|Hiking – Leave no Trace: The “leave no trace” philosophy is a critical concept to backcountry travel. More than 90% of Crater Lake National Park has been proposed as federal wilderness. Designated wilderness areas are to be managed with few permanent impacts by humankind. The Wilderness Act, passed in 1964, directs us to ensure that wilderness remains “untrammeled” by human presence.
Remember that the “leave no trace” guidelines are more than a set of rules. They are an attitude and a means of preserving wild lands and open spaces for everyone. You can help by minimizing your own impact in many ways:
- Leave natural features undisturbed. Take only pictures and memories. Allow everyone to experience the entire wilderness.
- Keep groups small. Smaller groups are less likely to disturb wildlife and other hikers.
- Stay on the trail. Taking shortcuts or ignoring switchbacks destroys vegetation, causes more rapid erosion, and can make trails dangerous for everyone.
- Keep voices low. Leave radios and tape players at home.
Leave No Trace Concepts
Parties larger than 8 people should break into smaller groups and travel separately. This applies to both day hikers and overnight campers.
Stay on the trail no matter how tempting it may be to take a shortcut between switchbacks. In this land of brief summers and long winters with 50 feet of snowfall, plants must struggle just to stay alive. Trampling lessens their chances of survival and accelerates erosion.
If you do build a fire, use an existing fire ring. The number of fire rings in the backcountry has increased beyond need. If you must build a fire ring, destroy it when you are finished. Use dead and down wood to fuel your fire—let the standing vegetation continue its growth. Remember—stay close to your fire and be sure it is out before you continue your trip.
While in Crater Lake National Park, try to use one of the designated backcountry camps. Staying at one of these sites lessens the number of impacted areas. Check with park staff for these locations. If you don’t use one of these areas, pick an already established campsite or area which is more resistant to human impact. Make sure you are at least 100 feet off the trail and one mile from any road, and out of sight of other campers.
At your campsite, hang all food in a pack or stuff sack, out of reach of wild animals (at least 10 feet above the ground) and well away from your cooking area.
Pick up litter and pack it out. Packing out all materials including garbage will leave your campsite and trails ready for the next backcountry user.

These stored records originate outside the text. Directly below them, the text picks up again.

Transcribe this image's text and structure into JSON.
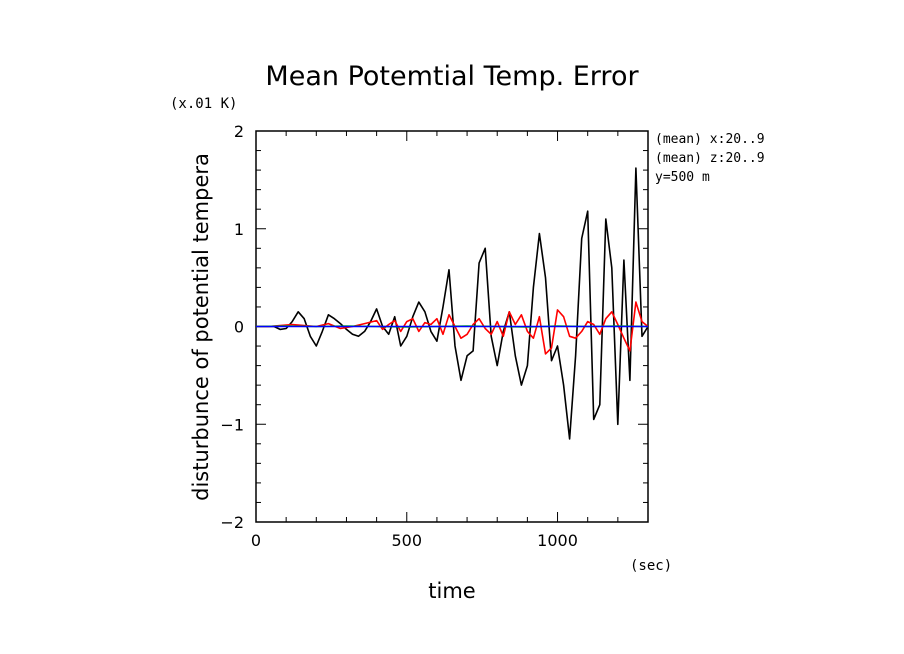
{
  "chart_data": {
    "type": "line",
    "title": "Mean Potemtial Temp. Error",
    "ylabel": "disturbunce of potential tempera",
    "y_unit": "(x.01 K)",
    "xlabel": "time",
    "x_unit": "(sec)",
    "xlim": [
      0,
      1300
    ],
    "ylim": [
      -2,
      2
    ],
    "x_ticks": [
      0,
      500,
      1000
    ],
    "x_tick_labels": [
      "0",
      "500",
      "1000"
    ],
    "y_ticks": [
      -2,
      -1,
      0,
      1,
      2
    ],
    "y_tick_labels": [
      "−2",
      "−1",
      "0",
      "1",
      "2"
    ],
    "annotations": [
      "(mean) x:20..9",
      "(mean) z:20..9",
      "y=500 m"
    ],
    "grid": false,
    "series": [
      {
        "color": "#000000",
        "x": [
          0,
          20,
          40,
          60,
          80,
          100,
          120,
          140,
          160,
          180,
          200,
          220,
          240,
          260,
          280,
          300,
          320,
          340,
          360,
          380,
          400,
          420,
          440,
          460,
          480,
          500,
          520,
          540,
          560,
          580,
          600,
          620,
          640,
          660,
          680,
          700,
          720,
          740,
          760,
          780,
          800,
          820,
          840,
          860,
          880,
          900,
          920,
          940,
          960,
          980,
          1000,
          1020,
          1040,
          1060,
          1080,
          1100,
          1120,
          1140,
          1160,
          1180,
          1200,
          1220,
          1240,
          1260,
          1280,
          1300
        ],
        "y": [
          0,
          0,
          0,
          0,
          -0.03,
          -0.02,
          0.05,
          0.15,
          0.08,
          -0.1,
          -0.2,
          -0.05,
          0.12,
          0.08,
          0.03,
          -0.03,
          -0.08,
          -0.1,
          -0.05,
          0.05,
          0.18,
          0,
          -0.08,
          0.1,
          -0.2,
          -0.1,
          0.1,
          0.25,
          0.15,
          -0.05,
          -0.15,
          0.2,
          0.58,
          -0.2,
          -0.55,
          -0.3,
          -0.25,
          0.65,
          0.8,
          -0.1,
          -0.4,
          -0.05,
          0.15,
          -0.3,
          -0.6,
          -0.4,
          0.4,
          0.95,
          0.5,
          -0.35,
          -0.2,
          -0.6,
          -1.15,
          -0.3,
          0.9,
          1.18,
          -0.95,
          -0.8,
          1.1,
          0.6,
          -1.0,
          0.68,
          -0.55,
          1.62,
          -0.1,
          0.0
        ]
      },
      {
        "color": "#ff0000",
        "x": [
          0,
          40,
          80,
          120,
          160,
          200,
          240,
          280,
          320,
          360,
          400,
          420,
          440,
          460,
          480,
          500,
          520,
          540,
          560,
          580,
          600,
          620,
          640,
          660,
          680,
          700,
          720,
          740,
          760,
          780,
          800,
          820,
          840,
          860,
          880,
          900,
          920,
          940,
          960,
          980,
          1000,
          1020,
          1040,
          1060,
          1080,
          1100,
          1120,
          1140,
          1160,
          1180,
          1200,
          1220,
          1240,
          1260,
          1280,
          1300
        ],
        "y": [
          0,
          0,
          0.01,
          0.02,
          0.01,
          0,
          0.03,
          -0.02,
          0,
          0.03,
          0.06,
          -0.03,
          0.02,
          0.06,
          -0.05,
          0.05,
          0.08,
          -0.05,
          0.04,
          0.02,
          0.08,
          -0.08,
          0.12,
          0,
          -0.12,
          -0.08,
          0.02,
          0.08,
          -0.02,
          -0.08,
          0.05,
          -0.1,
          0.15,
          0.02,
          0.12,
          -0.05,
          -0.12,
          0.1,
          -0.28,
          -0.22,
          0.17,
          0.1,
          -0.1,
          -0.12,
          -0.05,
          0.05,
          0.02,
          -0.08,
          0.08,
          0.15,
          0.02,
          -0.12,
          -0.25,
          0.25,
          0.05,
          0.0
        ]
      },
      {
        "color": "#00c000",
        "x": [
          0,
          100,
          200,
          300,
          400,
          500,
          600,
          700,
          800,
          900,
          1000,
          1100,
          1200,
          1300
        ],
        "y": [
          0,
          0.005,
          0,
          0.005,
          0,
          -0.005,
          0,
          0.005,
          0,
          -0.005,
          0.005,
          0,
          0.005,
          0
        ]
      },
      {
        "color": "#0000ff",
        "x": [
          0,
          1300
        ],
        "y": [
          0,
          0
        ]
      }
    ]
  }
}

Do not feed animals. Pack out all food scraps. Allow wild animals to eat their natural diet.
Choose bathroom break locations wisely. Improper sanitation can contaminate streams and lakes. Make your toilet well away from camp and at least 100 feet away from any standing or running water. Dig a shallow trench and cover after use. Pack out all toilet paper. Dispose of waste or wash water at least 100 feet away from any water source.
Although the clear, cold water of streams is very tempting, it should be boiled or disinfected before it is consumed. Even the clearest stream may cause illness. A bulletin on giardia, a water-borne parasite, is available from either park visitor center.
Protect yourself, your pets, and park wildlife by leaving your pets at home or in a kennel. Wildlife will often avoid areas that are used by pets, making it difficult for hikers to observe the animals. Wildlife and domestic animals may attack each other. Domestic animals may carry diseases that are fatal to wildlife. Remember—all park wildlife is protected.
One final idea: excessive noise, large groups, and brightly colored tents or packs can psychologically shrink the wilderness. It is true that bright colors can provide visibility for safety, but carrying a light-weight orange or yellow tarp will serve the same purpose. Try not to be seen.